The real horror in "AHS" isn't the monsters under the bed, the ghosts, or the witches: it's adultery, it's school-shootings, it's murder, it's racism, sexism, homophobia, rape. The horror tropes are only symbols of these issues. Thought the aliens were a bit out of place in Asylum? Try examining them as stand-ins for God. Look at the dichotomy between their (eventually revealed) positive use of technology as compared to the dark use of technology that we saw from James Cromwell's Golden-Globe-Winning portrayal of Nazi sadist Dr. Arden in Season Two. Look for binary differences between good and evil in religion, in science, in social norms, in journalism. Watch for where the ethical gray areas first blur, then are turned on their heads.

That's where "American Horror Story" shines. The first season, "Murder House," took some getting used to stylistically. But it was a powerhouse. "Asylum" faltered as they tried to cram what seemed like too-much too-fast in their 13-episode run, but it resolved itself splendidly, with each horror-trope operating, in the end, for a very specific thematic reason.

What do we have to expect from "Coven" Wednesday night? So much.

Thematically, we've got another canvas ripe with potential. Witches, minorities, religious persecution, slavery, racism, incest, and more mother-daughter dynamics. The fact that early interviews and teaser-info is already openly discussing the thematic nature of the show indicates a strong and positive direction that's only building on what the show does best.
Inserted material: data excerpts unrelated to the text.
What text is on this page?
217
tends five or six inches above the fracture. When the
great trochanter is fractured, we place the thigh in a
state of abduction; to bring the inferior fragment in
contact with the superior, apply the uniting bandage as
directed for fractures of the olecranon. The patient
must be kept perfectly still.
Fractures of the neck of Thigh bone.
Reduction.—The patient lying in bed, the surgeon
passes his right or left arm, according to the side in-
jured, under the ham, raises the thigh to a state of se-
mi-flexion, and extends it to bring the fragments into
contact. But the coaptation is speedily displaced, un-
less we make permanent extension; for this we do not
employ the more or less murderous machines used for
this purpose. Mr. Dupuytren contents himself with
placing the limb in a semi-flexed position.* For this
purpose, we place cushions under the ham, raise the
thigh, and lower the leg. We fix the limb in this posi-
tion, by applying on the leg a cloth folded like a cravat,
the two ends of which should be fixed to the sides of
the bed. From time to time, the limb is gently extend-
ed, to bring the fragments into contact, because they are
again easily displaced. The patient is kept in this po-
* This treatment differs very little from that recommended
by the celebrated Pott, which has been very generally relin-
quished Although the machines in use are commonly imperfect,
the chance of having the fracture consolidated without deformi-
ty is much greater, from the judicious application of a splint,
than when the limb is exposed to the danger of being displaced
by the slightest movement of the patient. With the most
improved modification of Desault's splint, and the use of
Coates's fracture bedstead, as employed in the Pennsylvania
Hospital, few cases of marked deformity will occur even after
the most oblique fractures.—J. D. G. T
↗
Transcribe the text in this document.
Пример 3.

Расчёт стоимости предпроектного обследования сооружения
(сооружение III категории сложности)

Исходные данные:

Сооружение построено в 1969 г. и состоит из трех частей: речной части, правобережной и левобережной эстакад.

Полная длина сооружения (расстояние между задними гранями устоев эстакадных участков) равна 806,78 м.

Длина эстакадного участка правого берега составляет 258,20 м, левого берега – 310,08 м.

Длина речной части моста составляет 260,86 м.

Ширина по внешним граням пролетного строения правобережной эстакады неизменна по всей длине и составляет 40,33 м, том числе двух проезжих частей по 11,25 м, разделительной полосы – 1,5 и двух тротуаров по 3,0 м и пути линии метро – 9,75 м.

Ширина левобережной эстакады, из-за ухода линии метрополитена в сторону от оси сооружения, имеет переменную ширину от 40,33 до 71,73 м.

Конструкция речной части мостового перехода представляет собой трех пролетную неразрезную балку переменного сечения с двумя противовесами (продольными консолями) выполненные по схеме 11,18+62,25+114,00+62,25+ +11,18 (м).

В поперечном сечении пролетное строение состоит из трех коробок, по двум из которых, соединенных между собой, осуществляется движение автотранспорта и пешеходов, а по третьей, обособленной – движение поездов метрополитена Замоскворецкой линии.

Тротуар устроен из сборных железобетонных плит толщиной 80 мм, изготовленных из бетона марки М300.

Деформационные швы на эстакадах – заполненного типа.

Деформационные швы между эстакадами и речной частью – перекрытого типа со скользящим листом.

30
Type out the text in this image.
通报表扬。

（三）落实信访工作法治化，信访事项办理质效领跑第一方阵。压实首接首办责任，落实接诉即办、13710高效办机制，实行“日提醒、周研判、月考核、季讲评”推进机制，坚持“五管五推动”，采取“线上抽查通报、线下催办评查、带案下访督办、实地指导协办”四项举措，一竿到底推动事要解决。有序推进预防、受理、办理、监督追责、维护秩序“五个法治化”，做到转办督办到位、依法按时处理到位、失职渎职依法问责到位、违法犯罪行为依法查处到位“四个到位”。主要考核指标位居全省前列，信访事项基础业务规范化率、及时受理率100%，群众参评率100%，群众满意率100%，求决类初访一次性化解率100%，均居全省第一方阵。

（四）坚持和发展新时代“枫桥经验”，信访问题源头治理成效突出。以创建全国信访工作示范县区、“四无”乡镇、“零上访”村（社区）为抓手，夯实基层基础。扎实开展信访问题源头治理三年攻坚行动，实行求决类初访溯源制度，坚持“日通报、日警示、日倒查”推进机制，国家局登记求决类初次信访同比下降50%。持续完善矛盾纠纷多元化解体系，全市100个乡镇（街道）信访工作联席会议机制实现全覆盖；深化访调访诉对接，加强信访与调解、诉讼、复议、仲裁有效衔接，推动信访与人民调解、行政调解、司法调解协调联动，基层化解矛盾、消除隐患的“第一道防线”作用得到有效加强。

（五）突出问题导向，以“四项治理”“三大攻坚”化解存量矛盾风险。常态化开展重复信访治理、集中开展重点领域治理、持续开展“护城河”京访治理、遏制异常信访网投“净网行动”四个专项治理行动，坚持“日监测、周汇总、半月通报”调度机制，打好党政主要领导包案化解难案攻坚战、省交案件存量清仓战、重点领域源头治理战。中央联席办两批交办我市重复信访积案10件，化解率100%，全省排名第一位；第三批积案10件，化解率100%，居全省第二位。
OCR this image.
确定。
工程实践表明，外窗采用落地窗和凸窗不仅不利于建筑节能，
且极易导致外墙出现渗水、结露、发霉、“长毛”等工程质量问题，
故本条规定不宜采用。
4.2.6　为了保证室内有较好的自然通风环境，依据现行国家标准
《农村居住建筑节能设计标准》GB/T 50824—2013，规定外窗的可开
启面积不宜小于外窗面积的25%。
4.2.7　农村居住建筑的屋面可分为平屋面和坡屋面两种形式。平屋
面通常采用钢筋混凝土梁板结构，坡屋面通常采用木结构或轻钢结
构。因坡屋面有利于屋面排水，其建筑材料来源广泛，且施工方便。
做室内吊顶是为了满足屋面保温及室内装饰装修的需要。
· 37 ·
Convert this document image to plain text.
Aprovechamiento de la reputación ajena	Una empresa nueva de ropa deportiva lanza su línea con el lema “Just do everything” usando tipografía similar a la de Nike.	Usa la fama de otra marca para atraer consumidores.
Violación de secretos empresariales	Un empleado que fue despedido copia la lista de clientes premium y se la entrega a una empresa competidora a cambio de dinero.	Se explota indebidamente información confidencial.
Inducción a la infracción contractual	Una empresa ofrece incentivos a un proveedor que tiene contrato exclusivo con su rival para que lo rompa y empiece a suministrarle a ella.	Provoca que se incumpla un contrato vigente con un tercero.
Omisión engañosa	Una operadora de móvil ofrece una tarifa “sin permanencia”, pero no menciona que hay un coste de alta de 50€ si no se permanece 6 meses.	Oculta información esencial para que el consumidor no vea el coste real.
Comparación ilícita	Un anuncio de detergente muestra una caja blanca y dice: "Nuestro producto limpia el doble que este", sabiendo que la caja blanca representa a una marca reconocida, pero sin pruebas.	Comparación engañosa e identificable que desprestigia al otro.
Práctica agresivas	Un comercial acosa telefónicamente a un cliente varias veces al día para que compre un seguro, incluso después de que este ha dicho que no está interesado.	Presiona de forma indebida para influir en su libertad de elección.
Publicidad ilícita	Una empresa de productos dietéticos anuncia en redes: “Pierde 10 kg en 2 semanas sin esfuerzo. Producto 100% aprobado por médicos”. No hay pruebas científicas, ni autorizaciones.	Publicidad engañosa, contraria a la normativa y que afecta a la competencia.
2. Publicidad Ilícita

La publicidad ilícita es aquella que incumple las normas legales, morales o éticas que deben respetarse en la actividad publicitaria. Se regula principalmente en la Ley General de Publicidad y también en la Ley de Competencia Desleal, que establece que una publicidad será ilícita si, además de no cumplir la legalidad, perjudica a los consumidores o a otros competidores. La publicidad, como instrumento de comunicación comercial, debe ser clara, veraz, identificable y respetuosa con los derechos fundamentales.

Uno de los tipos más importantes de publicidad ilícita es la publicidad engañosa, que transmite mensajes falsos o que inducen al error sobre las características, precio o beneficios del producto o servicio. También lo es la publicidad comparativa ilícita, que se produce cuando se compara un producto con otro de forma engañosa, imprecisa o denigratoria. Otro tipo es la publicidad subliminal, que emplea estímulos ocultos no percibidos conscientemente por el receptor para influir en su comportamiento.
My only worries? The lighter tone of the third season. Though I'm one to avoid any promos with actual show-footage, I've seen enough to already detect the lighter nature of the season. Showrunner Ryan Murphy hasn't hesitated in revealing this to be a far lighter season than Asylum. "It's much more buoyant and comedic and crafty than last season." The CW's "Supernatural" went with a lighter feel for their third season as well, losing much of the dark, angsty lighting in favor of cheery CW colors, to divided opinion amongst fans who noticed.

But worry not. The promos -- oftentimes my favorite part of the show -- are provocative, brooding, and everything I want from my "Horror Story." And we're going to have classic "American Horror Story" goodies too. From Kathy Bates' portrayal of the heinous killer Madame LaLaurie to more Jessica Lange, and everything in between, I'm not scared.

Well, not yet.

The premiere episode, "Bitchwork," sets us up for the season: A young girl discovering that she's a little different because of a bloodline connection to Salem (read synopses for the first three eps this season). She's whisked to a special school in New Orleans, where old rivalries are reignited between the Salem witches and the Voodoo.

I wouldn't worry about the Harry-Potter-esque feel of the premise, either. "American Horror Story" is known for taking popular conventions and turning them on their heads.

Besides, given "Horror Story"'s pension for the sexy, it's unlikely any broomstick riding is going to be on the Quidditch pitch.

"American Horror Story: Coven" premieres Wednesday night at 10 p.m. Eastern on FX.